El decreto 373 "tiene por objeto aprobar la figura del creador audiovisual y cinematográfico como artista independiente y los Colectivos de Creación Audiovisual y Cinematográficos (productoras independientes)", señala esta norma, firmada en marzo por el presidente cubano, Miguel Díaz-Canel, pero publicada este jueves en la Gaceta Oficial de Cuba.

El decreto, que entrará en vigor el 23 de agosto, busca "garantizar la calidad de sus producciones y el aprovechamiento óptimo de los recursos que el país emplea en el desarrollo de estas actividades".

Las productoras independientes tendrán ahora "amplias capacidades para el desarrollo de sus trabajos, como la posibilidad de contratar y ser contratado, de operar con cuentas bancarias y relacionarse con toda persona natural y jurídica cubana o extranjera", explicó el director del Instituto Cubano de Cine (ICAIC), Ramón Samada, en una entrevista con el diario oficial Granma.

El funcionario precisó que otras normas jurídicas, también publicadas este jueves en la Gaceta Oficial, "legalizan, complementan y crean nuevos mecanismos para el desarrollo de la producción cinematográfica", como "la creación del Fondo de fomento al cine cubano".

Desde 2013 un centenar de realizadores, productores, técnicos, críticos y especialistas de tres generaciones reclamaban a las autoridades la promulgación de una nueva ley de cine, la aprobación de la figura jurídica del creador audiovisual independiente y la formación de un fondo de fomento de la industria cinematográfica.

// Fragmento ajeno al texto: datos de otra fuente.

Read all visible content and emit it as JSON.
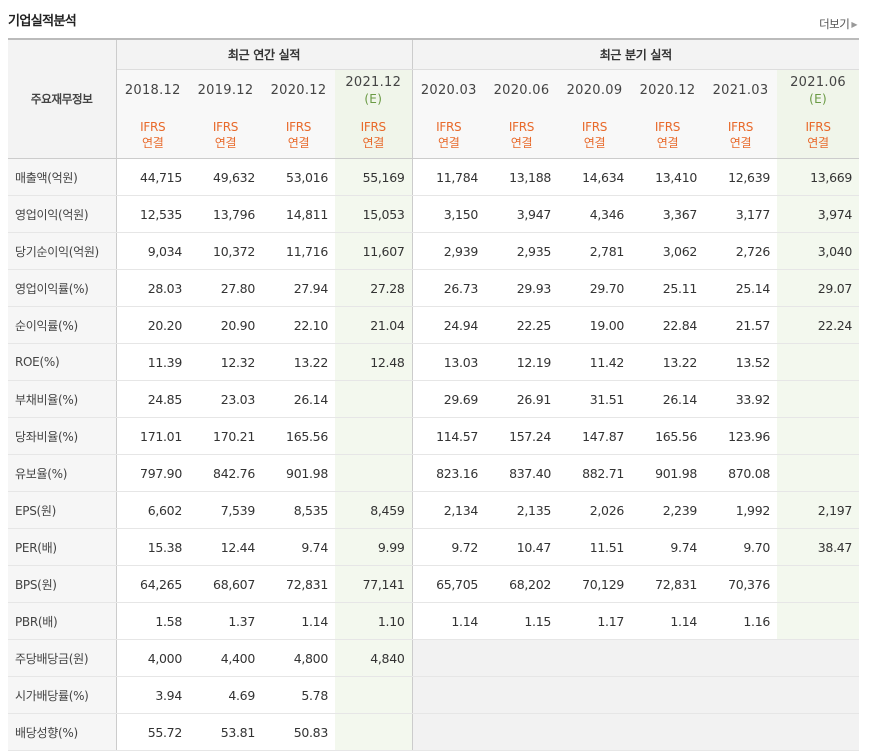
{
  "section_title": "기업실적분석",
  "more_label": "더보기",
  "header": {
    "corner": "주요재무정보",
    "annual_group": "최근 연간 실적",
    "quarter_group": "최근 분기 실적",
    "annual_periods": [
      {
        "date": "2018.12",
        "est": ""
      },
      {
        "date": "2019.12",
        "est": ""
      },
      {
        "date": "2020.12",
        "est": ""
      },
      {
        "date": "2021.12",
        "est": "(E)"
      }
    ],
    "quarter_periods": [
      {
        "date": "2020.03",
        "est": ""
      },
      {
        "date": "2020.06",
        "est": ""
      },
      {
        "date": "2020.09",
        "est": ""
      },
      {
        "date": "2020.12",
        "est": ""
      },
      {
        "date": "2021.03",
        "est": ""
      },
      {
        "date": "2021.06",
        "est": "(E)"
      }
    ],
    "ifrs_line1": "IFRS",
    "ifrs_line2": "연결"
  },
  "rows": [
    {
      "label": "매출액(억원)",
      "annual": [
        "44,715",
        "49,632",
        "53,016",
        "55,169"
      ],
      "quarter": [
        "11,784",
        "13,188",
        "14,634",
        "13,410",
        "12,639",
        "13,669"
      ]
    },
    {
      "label": "영업이익(억원)",
      "annual": [
        "12,535",
        "13,796",
        "14,811",
        "15,053"
      ],
      "quarter": [
        "3,150",
        "3,947",
        "4,346",
        "3,367",
        "3,177",
        "3,974"
      ]
    },
    {
      "label": "당기순이익(억원)",
      "annual": [
        "9,034",
        "10,372",
        "11,716",
        "11,607"
      ],
      "quarter": [
        "2,939",
        "2,935",
        "2,781",
        "3,062",
        "2,726",
        "3,040"
      ]
    },
    {
      "label": "영업이익률(%)",
      "annual": [
        "28.03",
        "27.80",
        "27.94",
        "27.28"
      ],
      "quarter": [
        "26.73",
        "29.93",
        "29.70",
        "25.11",
        "25.14",
        "29.07"
      ]
    },
    {
      "label": "순이익률(%)",
      "annual": [
        "20.20",
        "20.90",
        "22.10",
        "21.04"
      ],
      "quarter": [
        "24.94",
        "22.25",
        "19.00",
        "22.84",
        "21.57",
        "22.24"
      ]
    },
    {
      "label": "ROE(%)",
      "annual": [
        "11.39",
        "12.32",
        "13.22",
        "12.48"
      ],
      "quarter": [
        "13.03",
        "12.19",
        "11.42",
        "13.22",
        "13.52",
        ""
      ]
    },
    {
      "label": "부채비율(%)",
      "annual": [
        "24.85",
        "23.03",
        "26.14",
        ""
      ],
      "quarter": [
        "29.69",
        "26.91",
        "31.51",
        "26.14",
        "33.92",
        ""
      ]
    },
    {
      "label": "당좌비율(%)",
      "annual": [
        "171.01",
        "170.21",
        "165.56",
        ""
      ],
      "quarter": [
        "114.57",
        "157.24",
        "147.87",
        "165.56",
        "123.96",
        ""
      ]
    },
    {
      "label": "유보율(%)",
      "annual": [
        "797.90",
        "842.76",
        "901.98",
        ""
      ],
      "quarter": [
        "823.16",
        "837.40",
        "882.71",
        "901.98",
        "870.08",
        ""
      ]
    },
    {
      "label": "EPS(원)",
      "annual": [
        "6,602",
        "7,539",
        "8,535",
        "8,459"
      ],
      "quarter": [
        "2,134",
        "2,135",
        "2,026",
        "2,239",
        "1,992",
        "2,197"
      ]
    },
    {
      "label": "PER(배)",
      "annual": [
        "15.38",
        "12.44",
        "9.74",
        "9.99"
      ],
      "quarter": [
        "9.72",
        "10.47",
        "11.51",
        "9.74",
        "9.70",
        "38.47"
      ]
    },
    {
      "label": "BPS(원)",
      "annual": [
        "64,265",
        "68,607",
        "72,831",
        "77,141"
      ],
      "quarter": [
        "65,705",
        "68,202",
        "70,129",
        "72,831",
        "70,376",
        ""
      ]
    },
    {
      "label": "PBR(배)",
      "annual": [
        "1.58",
        "1.37",
        "1.14",
        "1.10"
      ],
      "quarter": [
        "1.14",
        "1.15",
        "1.17",
        "1.14",
        "1.16",
        ""
      ]
    },
    {
      "label": "주당배당금(원)",
      "annual": [
        "4,000",
        "4,400",
        "4,800",
        "4,840"
      ],
      "quarter": [
        "",
        "",
        "",
        "",
        "",
        ""
      ]
    },
    {
      "label": "시가배당률(%)",
      "annual": [
        "3.94",
        "4.69",
        "5.78",
        ""
      ],
      "quarter": [
        "",
        "",
        "",
        "",
        "",
        ""
      ]
    },
    {
      "label": "배당성향(%)",
      "annual": [
        "55.72",
        "53.81",
        "50.83",
        ""
      ],
      "quarter": [
        "",
        "",
        "",
        "",
        "",
        ""
      ]
    }
  ]
}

De hecho, el decreto es considerado el preámbulo de una nueva ley de cine en el país.

La única legislación sobre cine que existía hasta la fecha en la isla era la que dispuso la creación del ICAIC, el 20 de marzo de 1959, institución que por décadas se ocupó de todo lo concerniente a la actividad.

Pero la falta de recursos del ICAIC, y las decisiones a veces políticas para dar luz verde a un proyecto, propiciaron la creación de varias productoras de cine independientes que, sin personalidad jurídica, trabajan desde hace varios años con la tolerancia oficial.

Los cineastas cubanos también reclaman que una futura ley de cine incluya a sus colegas que viven y trabajan fuera de la isla.

Pero el decreto 373 deja claro que "es de aplicación a los ciudadanos cubanos y a los extranjeros, con residencia permanente en el territorio nacional".